There are two basic processes underlying visual art: Additive and Reductive.  Additive mediums begin with a blank canvas and build imagery by successively adding layers and objects.  Reductive ones start with a full canvas and remove material to expose the forms within.

"Bike Beast" Charcoal Drawing by Brian Lockyear

Drawing is additive, you successively add lines and shading while pausing to see where the next should go.  Its true that with some drawing materials, particularly pencil, you can erase and go back.  But the primary process is to add material.  The fact that you cannot easily erase ink is one reason why drawing with it is so different than with pencil.  You have to make a much stronger initial commitment to each mark you make and, as a result, you draw differently.

Woodblock Print by Brian Lockyear

Woodblocks are reductive, you start with a flat plate of wood and carve away what you don’t want to print.   Mezotints are even more extreme.    The first step is to cover the metal plate with a fine-toothed field of cuttings which will print a rich deep black.  The image appears as you smooth out areas so they hold less ink and print progressively lighter.

And of course there is the great quote by Michelangelo regarding stone sculputure:  “In every block of marble I see a statue as plain as though it stood before me, shaped and perfect in attitude and action. I have only to hew away the rough walls that imprison the lovely apparition to reveal it to the other eyes as mine see it.”

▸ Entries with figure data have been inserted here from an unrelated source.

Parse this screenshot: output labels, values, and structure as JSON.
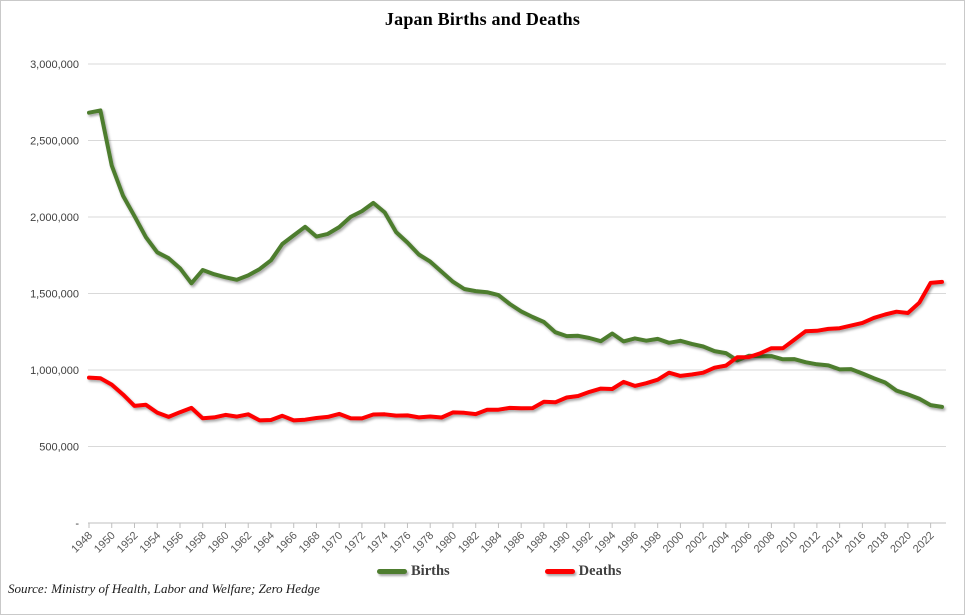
{
  "page": {
    "source_note": "Source: Ministry of Health, Labor and Welfare; Zero Hedge"
  },
  "chart_data": {
    "type": "line",
    "title": "Japan Births and Deaths",
    "x": [
      1948,
      1949,
      1950,
      1951,
      1952,
      1953,
      1954,
      1955,
      1956,
      1957,
      1958,
      1959,
      1960,
      1961,
      1962,
      1963,
      1964,
      1965,
      1966,
      1967,
      1968,
      1969,
      1970,
      1971,
      1972,
      1973,
      1974,
      1975,
      1976,
      1977,
      1978,
      1979,
      1980,
      1981,
      1982,
      1983,
      1984,
      1985,
      1986,
      1987,
      1988,
      1989,
      1990,
      1991,
      1992,
      1993,
      1994,
      1995,
      1996,
      1997,
      1998,
      1999,
      2000,
      2001,
      2002,
      2003,
      2004,
      2005,
      2006,
      2007,
      2008,
      2009,
      2010,
      2011,
      2012,
      2013,
      2014,
      2015,
      2016,
      2017,
      2018,
      2019,
      2020,
      2021,
      2022,
      2023
    ],
    "series": [
      {
        "name": "Births",
        "color": "#4e7d2f",
        "values": [
          2681624,
          2696638,
          2337507,
          2137689,
          2005162,
          1868040,
          1769580,
          1730692,
          1665278,
          1566713,
          1653469,
          1626088,
          1606041,
          1589372,
          1618616,
          1659521,
          1716761,
          1823697,
          1880000,
          1935647,
          1871839,
          1889815,
          1934239,
          2000973,
          2038682,
          2091983,
          2029989,
          1901440,
          1832617,
          1755100,
          1708643,
          1642580,
          1576889,
          1529455,
          1515392,
          1508687,
          1489780,
          1431577,
          1382946,
          1346658,
          1314006,
          1246802,
          1221585,
          1223245,
          1208989,
          1188282,
          1238328,
          1187064,
          1206555,
          1191665,
          1203147,
          1177669,
          1190547,
          1170662,
          1153855,
          1123610,
          1110721,
          1062530,
          1092674,
          1089818,
          1091156,
          1070036,
          1071305,
          1050807,
          1037232,
          1029817,
          1003609,
          1005721,
          977242,
          946146,
          918400,
          865239,
          840835,
          811622,
          770759,
          758631
        ]
      },
      {
        "name": "Deaths",
        "color": "#fe0000",
        "values": [
          950610,
          945444,
          904876,
          838998,
          765068,
          772547,
          721491,
          693523,
          724460,
          752445,
          684189,
          689959,
          706599,
          695644,
          710265,
          670770,
          673067,
          700438,
          670342,
          675006,
          686555,
          693787,
          712962,
          684521,
          683751,
          709416,
          710510,
          702275,
          703270,
          690074,
          695821,
          689664,
          722801,
          720262,
          711883,
          740038,
          740247,
          752283,
          750620,
          751172,
          793014,
          788594,
          820305,
          829797,
          856643,
          878532,
          875933,
          922139,
          896211,
          913402,
          936484,
          982031,
          961653,
          970331,
          982379,
          1014951,
          1028602,
          1083796,
          1084451,
          1108334,
          1142407,
          1141865,
          1197012,
          1253066,
          1256359,
          1268436,
          1273004,
          1290444,
          1307748,
          1340397,
          1362470,
          1381093,
          1372755,
          1439856,
          1569050,
          1575936
        ]
      }
    ],
    "ylim": [
      0,
      3000000
    ],
    "yticks": [
      {
        "value": 0,
        "label": "-"
      },
      {
        "value": 500000,
        "label": "500,000"
      },
      {
        "value": 1000000,
        "label": "1,000,000"
      },
      {
        "value": 1500000,
        "label": "1,500,000"
      },
      {
        "value": 2000000,
        "label": "2,000,000"
      },
      {
        "value": 2500000,
        "label": "2,500,000"
      },
      {
        "value": 3000000,
        "label": "3,000,000"
      }
    ],
    "xtick_labels": [
      "1948",
      "1950",
      "1952",
      "1954",
      "1956",
      "1958",
      "1960",
      "1962",
      "1964",
      "1966",
      "1968",
      "1970",
      "1972",
      "1974",
      "1976",
      "1978",
      "1980",
      "1982",
      "1984",
      "1986",
      "1988",
      "1990",
      "1992",
      "1994",
      "1996",
      "1998",
      "2000",
      "2002",
      "2004",
      "2006",
      "2008",
      "2010",
      "2012",
      "2014",
      "2016",
      "2018",
      "2020",
      "2022"
    ],
    "grid": "horizontal",
    "legend_position": "bottom",
    "colors": {
      "gridline": "#d9d9d9",
      "axis": "#bfbfbf",
      "y_label": "#404040",
      "x_label": "#595959"
    }
  }
}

Charcoal is the most balanced of media.   You build and remove layers of pigment and at will.  One of my favorite artists is William Kentridge from South Africa, with his amazing video images created from charcoal drawings and stop-motion animation.  One of the most profound images followed a newspaper blowing down a deserted street.  As the paper is erased and moved in each image frame, its ghost flys along behind it.

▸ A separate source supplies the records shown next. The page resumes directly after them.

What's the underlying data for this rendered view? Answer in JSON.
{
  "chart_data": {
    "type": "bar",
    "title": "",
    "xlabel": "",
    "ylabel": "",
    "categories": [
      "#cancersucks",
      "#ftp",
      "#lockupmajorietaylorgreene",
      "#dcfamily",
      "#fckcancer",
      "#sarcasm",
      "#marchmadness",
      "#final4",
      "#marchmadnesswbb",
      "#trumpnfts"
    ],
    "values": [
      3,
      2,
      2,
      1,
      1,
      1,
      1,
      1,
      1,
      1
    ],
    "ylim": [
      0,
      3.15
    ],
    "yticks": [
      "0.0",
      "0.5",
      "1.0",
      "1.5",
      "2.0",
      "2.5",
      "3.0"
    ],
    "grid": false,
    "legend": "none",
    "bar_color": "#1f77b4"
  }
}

It strikes me that life is an additive/reductive process as well.  Each day we take a look at our canvas and make choices about what to keep, what to add, and what to remove.  Its not that one process is good and the other bad.  They are just choices that we have to make.   A new mountain to climb or a windmill to leave behind.  I think it helps to be conscious not only of our choices but of whether they areadditive or reductive ones as well.  It helps clarify and keep our boundaries.    Sometimes ghosts of the past trail along behind; painful, poignant, maybe beautiful.  And once you’ve laid down charcoal its almost impossible to get back to the pure white paper underneath again.  But with time, care and learning to work with the medium rather than against it, we can create the most amazingly rich images.  Time to get back to drawing!